Heteroatomic stitching of broken WS2 monolayer with enhanced surface potential

Abstract

Sub-nanometre thick two-dimensional (2D) materials suffer from severe cracking during the high temperature chemical vapour deposition growth process. The cracking can be utilised to generate more active edges. These active edges can be stitched with a homo- or hetero-material. While the direct growth of 2D-heterostructures is mostly limited to a small fraction of outer edges of monolayer flakes, the cracked monolayers can be utilised to produce a large fraction of heterostructures. Heterostructures are important for developing multifunctional components for nanoscale electronics and optoelectronics.
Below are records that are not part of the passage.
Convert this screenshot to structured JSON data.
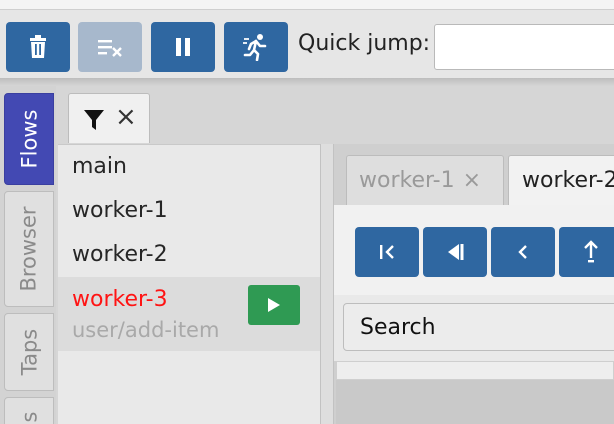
{
  "toolbar": {
    "buttons": [
      {
        "name": "delete",
        "icon": "trash-icon"
      },
      {
        "name": "clear",
        "icon": "clear-list-icon"
      },
      {
        "name": "pause",
        "icon": "pause-icon"
      },
      {
        "name": "run",
        "icon": "running-person-icon"
      }
    ],
    "quick_jump_label": "Quick jump:",
    "quick_jump_value": ""
  },
  "sidetabs": [
    {
      "label": "Flows",
      "active": true
    },
    {
      "label": "Browser",
      "active": false
    },
    {
      "label": "Taps",
      "active": false
    },
    {
      "label": "s",
      "active": false
    }
  ],
  "filter_tab": {
    "icon": "filter-icon",
    "close": "×"
  },
  "flows": [
    {
      "name": "main"
    },
    {
      "name": "worker-1"
    },
    {
      "name": "worker-2"
    },
    {
      "name": "worker-3",
      "sub": "user/add-item",
      "selected": true
    }
  ],
  "worker_tabs": [
    {
      "label": "worker-1",
      "close": "×"
    },
    {
      "label": "worker-2"
    }
  ],
  "nav_buttons": [
    "skip-to-start-icon",
    "step-back-icon",
    "prev-icon",
    "step-up-icon"
  ],
  "search": {
    "placeholder": "Search"
  },
  "colors": {
    "primary": "#2f67a1",
    "active_tab": "#4349b3",
    "selected_flow": "#ff1414",
    "play": "#2f9a53"
  }
}
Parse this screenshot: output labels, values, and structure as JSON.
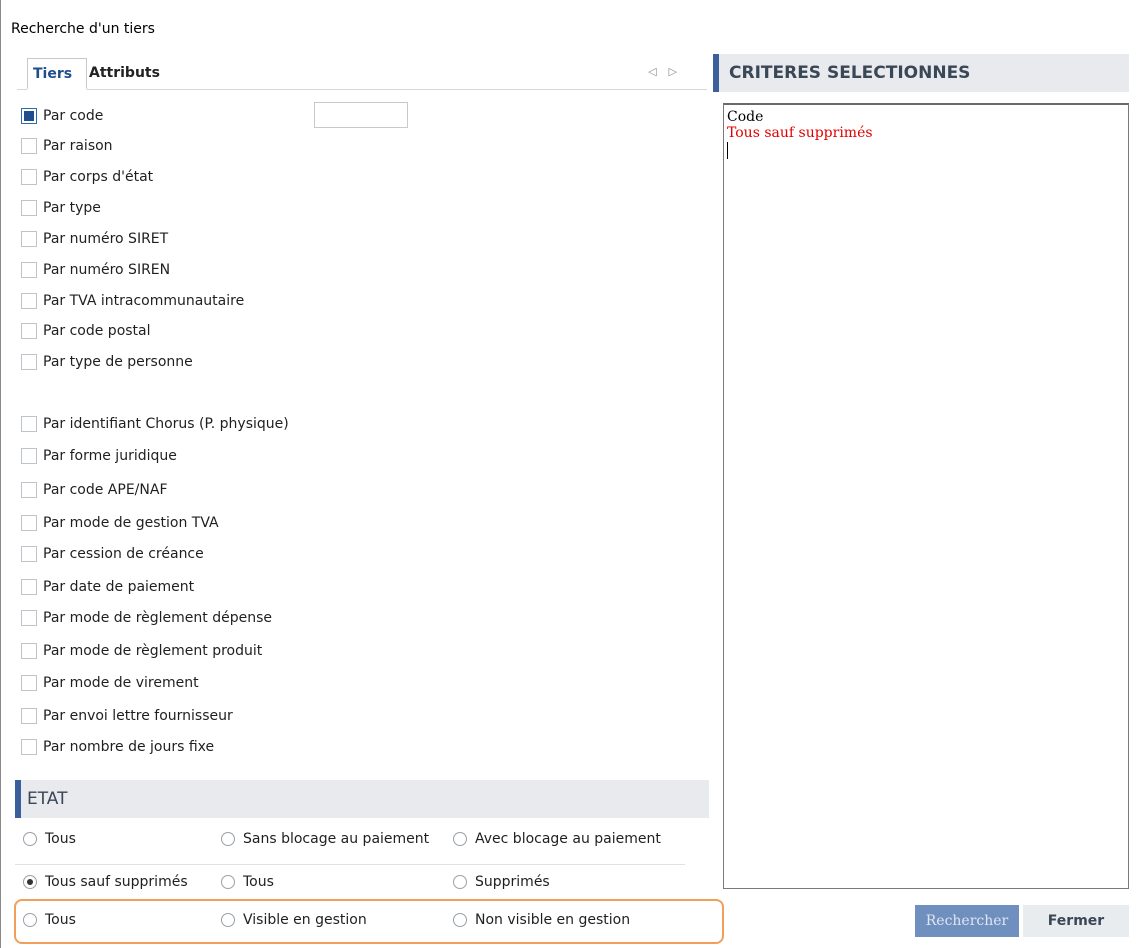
{
  "window": {
    "title": "Recherche d'un tiers"
  },
  "tabs": [
    {
      "label": "Tiers",
      "active": true
    },
    {
      "label": "Attributs",
      "active": false
    }
  ],
  "tab_nav": {
    "prev_icon": "triangle-left-icon",
    "next_icon": "triangle-right-icon",
    "prev": "◁",
    "next": "▷"
  },
  "criteria_list": {
    "items": [
      {
        "label": "Par code",
        "checked": true
      },
      {
        "label": "Par raison",
        "checked": false
      },
      {
        "label": "Par corps d'état",
        "checked": false
      },
      {
        "label": "Par type",
        "checked": false
      },
      {
        "label": "Par numéro SIRET",
        "checked": false
      },
      {
        "label": "Par numéro SIREN",
        "checked": false
      },
      {
        "label": "Par TVA intracommunautaire",
        "checked": false
      },
      {
        "label": "Par code postal",
        "checked": false
      },
      {
        "label": "Par type de personne",
        "checked": false
      },
      {
        "label": "Par identifiant Chorus (P. physique)",
        "checked": false
      },
      {
        "label": "Par forme juridique",
        "checked": false
      },
      {
        "label": "Par code APE/NAF",
        "checked": false
      },
      {
        "label": "Par mode de gestion TVA",
        "checked": false
      },
      {
        "label": "Par cession de créance",
        "checked": false
      },
      {
        "label": "Par date de paiement",
        "checked": false
      },
      {
        "label": "Par mode de règlement dépense",
        "checked": false
      },
      {
        "label": "Par mode de règlement produit",
        "checked": false
      },
      {
        "label": "Par mode de virement",
        "checked": false
      },
      {
        "label": "Par envoi lettre fournisseur",
        "checked": false
      },
      {
        "label": "Par nombre de jours fixe",
        "checked": false
      }
    ],
    "code_input_value": ""
  },
  "etat": {
    "header": "ETAT",
    "row1": [
      {
        "label": "Tous",
        "selected": false
      },
      {
        "label": "Sans blocage au paiement",
        "selected": false
      },
      {
        "label": "Avec blocage au paiement",
        "selected": false
      }
    ],
    "row2": [
      {
        "label": "Tous sauf supprimés",
        "selected": true
      },
      {
        "label": "Tous",
        "selected": false
      },
      {
        "label": "Supprimés",
        "selected": false
      }
    ],
    "row3": [
      {
        "label": "Tous",
        "selected": false
      },
      {
        "label": "Visible en gestion",
        "selected": false
      },
      {
        "label": "Non visible en gestion",
        "selected": false
      }
    ],
    "highlight_color": "#f0a05a"
  },
  "criteres": {
    "header": "CRITERES SELECTIONNES",
    "lines": [
      "Code",
      "Tous sauf supprimés"
    ],
    "line_colors": [
      "#000000",
      "#e00000"
    ]
  },
  "buttons": {
    "search": "Rechercher",
    "close": "Fermer"
  },
  "colors": {
    "accent": "#3b5f9a",
    "tab_active": "#1f4e8c",
    "header_bg": "#e8eaee",
    "search_button_bg": "#6f8fbf"
  }
}
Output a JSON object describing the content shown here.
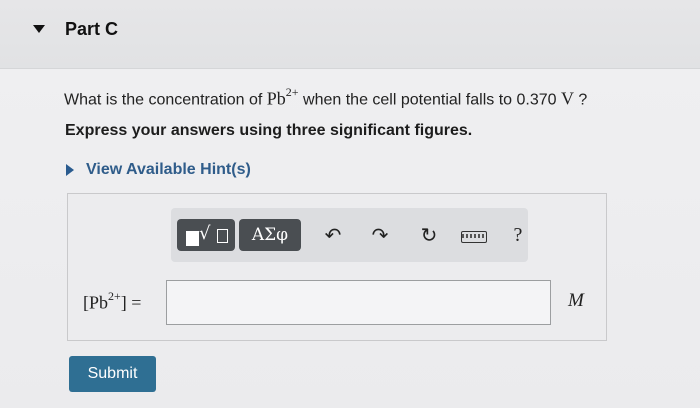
{
  "part": {
    "title": "Part C"
  },
  "question": {
    "prefix": "What is the concentration of ",
    "species": "Pb",
    "charge": "2+",
    "middle": " when the cell potential falls to ",
    "value": "0.370",
    "unit": "V",
    "suffix": " ?"
  },
  "instruction": "Express your answers using three significant figures.",
  "hint": {
    "label": "View Available Hint(s)"
  },
  "toolbar": {
    "greek_label": "ΑΣφ",
    "help_label": "?",
    "icons": [
      "templates-icon",
      "greek-symbols-icon",
      "undo-icon",
      "redo-icon",
      "reset-icon",
      "keyboard-icon",
      "help-icon"
    ]
  },
  "answer": {
    "label_open": "[",
    "label_species": "Pb",
    "label_charge": "2+",
    "label_close": "] =",
    "value": "",
    "unit": "M"
  },
  "submit": {
    "label": "Submit"
  }
}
In this work, we demonstrate the formation of WS₂–MoS₂ heterostructures in large fractions by atomic stitching of cracked WS₂ monolayers with the sequential growth of MoS₂. Aberration-corrected scanning transmission electron microscopy and Raman spectroscopy have been utillised to probe fine details on the stitched interface between WS₂ and MoS₂. Growth of MoS₂ domains were observed to take place at the terminating edge of cracked WS₂, which then merged to form MoS₂ multilayers at the cracked site. Growth of MoS₂ at the opposite edges of WS₂ eventually results in a MoS₂–MoS₂ junction with a Σ = 7 tilt boundary. Kelvin probe force microscope (KPFM) measurement from the stitched region revealed that the work function of WS₂ is ∼32.46 meV higher than that of MoS₂, which also closely matches with the Fermi energy difference between these two materials. With the aid of an atomic force microscope and KPFM, the surface potential width at the stitched region was found to be ∼5 times higher than the actual width of the interface, confirming the modulation of properties near the interface.